« Cette première exposition personnelle sera pour moi l’occasion de reprendre le contrôle sur ma place dans cette société et ainsi décentrer certains regards. Je ne cherche pas la brillance, je cherche la turbulence ».
Agrandissement : Illustration 1
Agrandissement : Illustration 2
Il y a quelques jours encore, Ibrahim Meïté Sikely était étudiant en cinquième année à l'École nationale supérieure des Beaux-Arts de Paris, dans l’atelier de Mimosa Echard. Depuis, il a été diplômé avec les félicitations du jury. Il avait obtenu son Diplôme National Supérieur d’Expression Plastique (DNSEP) à la Villa Arson à Nice en 2022. Aujourd’hui, sa première exposition monographique, intitulée « Je deviendrai ce que j’aurais dû être », et composée d’un corpus de nouvelles peintures inédites, occupe la galerie Anne Barrault, dans le Marais à Paris, avec une assurance presque insolente pour un artiste de vingt-neuf ans.

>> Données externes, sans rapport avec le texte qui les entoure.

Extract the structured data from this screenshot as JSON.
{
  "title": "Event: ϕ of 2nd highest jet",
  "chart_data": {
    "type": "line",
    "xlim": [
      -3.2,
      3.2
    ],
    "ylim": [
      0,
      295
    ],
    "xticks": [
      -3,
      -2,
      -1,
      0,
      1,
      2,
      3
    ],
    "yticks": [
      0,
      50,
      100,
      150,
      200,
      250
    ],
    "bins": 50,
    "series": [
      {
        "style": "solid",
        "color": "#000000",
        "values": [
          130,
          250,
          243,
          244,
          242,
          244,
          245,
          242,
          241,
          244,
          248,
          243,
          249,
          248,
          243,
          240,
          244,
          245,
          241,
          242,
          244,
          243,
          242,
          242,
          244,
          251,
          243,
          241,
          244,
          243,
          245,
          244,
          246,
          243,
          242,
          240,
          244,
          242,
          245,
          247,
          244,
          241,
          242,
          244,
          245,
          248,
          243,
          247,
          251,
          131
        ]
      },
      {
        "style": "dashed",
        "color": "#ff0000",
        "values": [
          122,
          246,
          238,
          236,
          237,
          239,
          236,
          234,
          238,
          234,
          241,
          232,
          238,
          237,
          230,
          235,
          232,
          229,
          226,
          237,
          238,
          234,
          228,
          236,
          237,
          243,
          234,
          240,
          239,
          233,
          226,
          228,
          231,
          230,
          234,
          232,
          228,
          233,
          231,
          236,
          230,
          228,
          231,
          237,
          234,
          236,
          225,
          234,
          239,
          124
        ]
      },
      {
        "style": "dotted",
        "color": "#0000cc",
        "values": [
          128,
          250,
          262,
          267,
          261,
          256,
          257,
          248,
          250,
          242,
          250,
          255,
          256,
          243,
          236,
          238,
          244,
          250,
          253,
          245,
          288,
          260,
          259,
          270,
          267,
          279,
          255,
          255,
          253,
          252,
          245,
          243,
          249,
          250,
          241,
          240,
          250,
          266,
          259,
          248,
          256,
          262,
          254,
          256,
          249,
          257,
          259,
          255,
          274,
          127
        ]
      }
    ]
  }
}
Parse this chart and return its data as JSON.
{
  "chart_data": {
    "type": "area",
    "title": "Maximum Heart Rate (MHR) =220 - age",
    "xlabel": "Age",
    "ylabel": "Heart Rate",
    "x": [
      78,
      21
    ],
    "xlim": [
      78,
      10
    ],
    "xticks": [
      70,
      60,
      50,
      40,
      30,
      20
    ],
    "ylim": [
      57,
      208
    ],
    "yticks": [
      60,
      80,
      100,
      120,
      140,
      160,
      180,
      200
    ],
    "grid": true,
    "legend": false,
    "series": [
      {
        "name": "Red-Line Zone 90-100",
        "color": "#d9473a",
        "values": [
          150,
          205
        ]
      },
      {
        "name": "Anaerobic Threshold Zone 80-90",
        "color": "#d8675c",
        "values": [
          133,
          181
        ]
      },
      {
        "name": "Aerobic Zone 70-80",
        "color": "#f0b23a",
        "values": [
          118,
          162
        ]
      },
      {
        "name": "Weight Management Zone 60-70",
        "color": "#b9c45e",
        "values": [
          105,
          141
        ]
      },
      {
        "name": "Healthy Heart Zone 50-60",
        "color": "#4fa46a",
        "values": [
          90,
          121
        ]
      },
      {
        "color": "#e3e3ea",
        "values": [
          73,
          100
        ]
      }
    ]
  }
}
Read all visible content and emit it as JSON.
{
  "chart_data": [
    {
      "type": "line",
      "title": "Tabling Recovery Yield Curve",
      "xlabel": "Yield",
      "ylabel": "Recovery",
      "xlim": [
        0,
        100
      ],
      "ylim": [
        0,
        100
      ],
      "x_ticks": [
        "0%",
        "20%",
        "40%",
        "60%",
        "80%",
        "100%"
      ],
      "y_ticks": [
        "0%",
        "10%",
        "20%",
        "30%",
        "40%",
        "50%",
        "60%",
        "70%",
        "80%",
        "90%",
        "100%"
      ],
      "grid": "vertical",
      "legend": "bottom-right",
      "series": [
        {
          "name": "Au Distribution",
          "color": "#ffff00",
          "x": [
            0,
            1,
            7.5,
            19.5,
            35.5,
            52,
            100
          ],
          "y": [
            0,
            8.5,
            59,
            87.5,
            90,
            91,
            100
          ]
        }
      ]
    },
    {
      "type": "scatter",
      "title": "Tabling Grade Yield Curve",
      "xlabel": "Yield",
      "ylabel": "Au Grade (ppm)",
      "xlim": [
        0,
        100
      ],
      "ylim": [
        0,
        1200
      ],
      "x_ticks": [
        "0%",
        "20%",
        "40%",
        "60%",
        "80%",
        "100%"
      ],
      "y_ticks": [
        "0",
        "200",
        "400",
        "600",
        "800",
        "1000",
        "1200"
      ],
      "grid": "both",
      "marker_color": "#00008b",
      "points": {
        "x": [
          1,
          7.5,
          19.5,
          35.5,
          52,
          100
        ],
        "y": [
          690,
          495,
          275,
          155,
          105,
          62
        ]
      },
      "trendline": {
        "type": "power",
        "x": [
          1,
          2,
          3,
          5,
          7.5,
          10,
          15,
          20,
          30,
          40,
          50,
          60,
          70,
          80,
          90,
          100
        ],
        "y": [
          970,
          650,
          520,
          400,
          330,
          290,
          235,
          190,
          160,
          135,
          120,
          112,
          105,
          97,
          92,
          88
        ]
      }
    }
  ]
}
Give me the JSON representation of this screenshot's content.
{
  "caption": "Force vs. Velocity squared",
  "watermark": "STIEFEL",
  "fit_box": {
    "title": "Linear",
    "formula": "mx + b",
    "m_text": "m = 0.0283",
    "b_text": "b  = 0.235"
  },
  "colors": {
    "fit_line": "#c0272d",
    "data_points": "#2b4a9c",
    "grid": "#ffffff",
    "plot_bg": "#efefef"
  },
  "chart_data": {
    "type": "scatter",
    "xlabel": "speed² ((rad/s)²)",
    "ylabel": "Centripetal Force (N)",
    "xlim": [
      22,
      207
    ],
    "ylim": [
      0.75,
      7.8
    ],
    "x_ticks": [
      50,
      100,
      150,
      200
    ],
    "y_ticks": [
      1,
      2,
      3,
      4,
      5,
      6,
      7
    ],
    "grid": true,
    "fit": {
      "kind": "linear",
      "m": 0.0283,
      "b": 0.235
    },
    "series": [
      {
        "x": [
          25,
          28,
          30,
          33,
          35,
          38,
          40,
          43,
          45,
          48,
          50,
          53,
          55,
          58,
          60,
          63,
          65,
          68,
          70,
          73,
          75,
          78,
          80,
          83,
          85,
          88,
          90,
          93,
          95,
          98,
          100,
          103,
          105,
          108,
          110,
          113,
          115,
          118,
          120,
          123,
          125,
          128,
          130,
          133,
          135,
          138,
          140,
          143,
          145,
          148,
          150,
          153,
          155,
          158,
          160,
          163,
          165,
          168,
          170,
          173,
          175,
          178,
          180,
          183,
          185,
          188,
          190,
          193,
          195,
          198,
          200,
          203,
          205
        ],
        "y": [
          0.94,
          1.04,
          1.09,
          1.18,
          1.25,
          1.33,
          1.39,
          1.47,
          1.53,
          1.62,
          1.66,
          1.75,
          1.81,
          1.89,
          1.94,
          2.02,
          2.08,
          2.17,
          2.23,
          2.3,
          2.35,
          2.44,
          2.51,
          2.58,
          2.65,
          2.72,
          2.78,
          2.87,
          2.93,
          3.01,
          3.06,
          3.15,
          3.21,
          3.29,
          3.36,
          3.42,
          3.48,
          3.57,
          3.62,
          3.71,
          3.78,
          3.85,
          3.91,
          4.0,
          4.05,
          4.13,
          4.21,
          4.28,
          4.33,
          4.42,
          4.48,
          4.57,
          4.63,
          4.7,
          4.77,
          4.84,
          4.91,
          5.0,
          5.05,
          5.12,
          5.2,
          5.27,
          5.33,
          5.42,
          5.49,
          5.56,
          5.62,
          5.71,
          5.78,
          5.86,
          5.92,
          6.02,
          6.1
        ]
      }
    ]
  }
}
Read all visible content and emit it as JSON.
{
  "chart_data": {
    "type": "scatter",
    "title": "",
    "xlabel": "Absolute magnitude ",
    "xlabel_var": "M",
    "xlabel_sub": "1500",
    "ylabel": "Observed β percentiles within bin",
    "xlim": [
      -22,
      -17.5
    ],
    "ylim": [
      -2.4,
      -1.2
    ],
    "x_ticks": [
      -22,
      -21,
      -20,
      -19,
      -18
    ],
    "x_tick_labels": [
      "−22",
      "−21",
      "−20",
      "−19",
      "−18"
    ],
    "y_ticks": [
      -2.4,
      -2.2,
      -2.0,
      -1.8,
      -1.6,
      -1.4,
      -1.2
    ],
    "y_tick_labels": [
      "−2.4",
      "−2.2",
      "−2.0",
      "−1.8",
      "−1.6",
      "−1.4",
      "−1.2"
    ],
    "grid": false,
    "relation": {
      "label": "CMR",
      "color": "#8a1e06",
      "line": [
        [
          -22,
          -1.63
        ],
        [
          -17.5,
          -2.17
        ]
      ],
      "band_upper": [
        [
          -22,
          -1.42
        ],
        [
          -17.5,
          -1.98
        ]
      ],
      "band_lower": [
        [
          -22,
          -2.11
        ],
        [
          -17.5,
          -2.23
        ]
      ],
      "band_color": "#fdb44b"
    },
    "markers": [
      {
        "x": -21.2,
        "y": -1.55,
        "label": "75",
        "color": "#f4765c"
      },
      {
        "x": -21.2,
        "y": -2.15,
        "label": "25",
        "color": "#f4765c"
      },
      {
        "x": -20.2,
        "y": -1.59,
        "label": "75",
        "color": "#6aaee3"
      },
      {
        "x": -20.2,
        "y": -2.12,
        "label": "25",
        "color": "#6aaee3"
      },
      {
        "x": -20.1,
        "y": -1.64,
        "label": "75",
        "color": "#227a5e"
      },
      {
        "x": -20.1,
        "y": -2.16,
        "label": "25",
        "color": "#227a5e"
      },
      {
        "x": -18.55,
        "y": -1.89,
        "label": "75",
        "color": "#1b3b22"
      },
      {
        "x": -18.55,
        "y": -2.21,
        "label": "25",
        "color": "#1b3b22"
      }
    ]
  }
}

Né en 1996 à Marseille, élevé entre Pantin et Champigny-sur-Marne, en banlieue parisienne, Sikely porte en lui les strates d’une histoire personnelle qui se superpose aux flux migratoires, aux échos du rap français et aux pixels des mangas. Influencé par Akira Toriyama (1955-2024) autant que par les icônes de l’art occidental, son travail se distingue par un mélange d’iconographies classiques de l’histoire de l’art, de culture populaire – des comics aux mangas en passant par les jeux vidéo –, et d’une dimension autobiographique issue de son parcours et de ses héritages culturels. L’artiste fusionne ces langages en une pratique picturale hybride dans laquelle la toile devient un champ de bataille cosmique, un terrain de jeu pour titans et monstres intimes. Le choix de la peinture à l’huile, opéré en 2018, est un choix politique. L’artiste inscrit sa pratique dans l’héritage de la peinture classique européenne. Ce rapprochement entre culture « populaire » et académique permet de recentrer le regard vers des récits souvent tenus à l’écart de l’institution artistique dominante. Ici, pas de mièvrerie générationnelle. Le jeune artiste nous confronte à une peinture qui palpite d’absences et de présences fantomatiques, nous entrainant dans un monde où le quotidien de la banlieue se mue en épopée mythologique dont il est, avec ses proches, le héros. Ensemble, ils deviennent les narrateurs de leur propre saga, s’emparent de leur histoire. Une manière de conjurer le sort, de renverser les déterminismes sociaux.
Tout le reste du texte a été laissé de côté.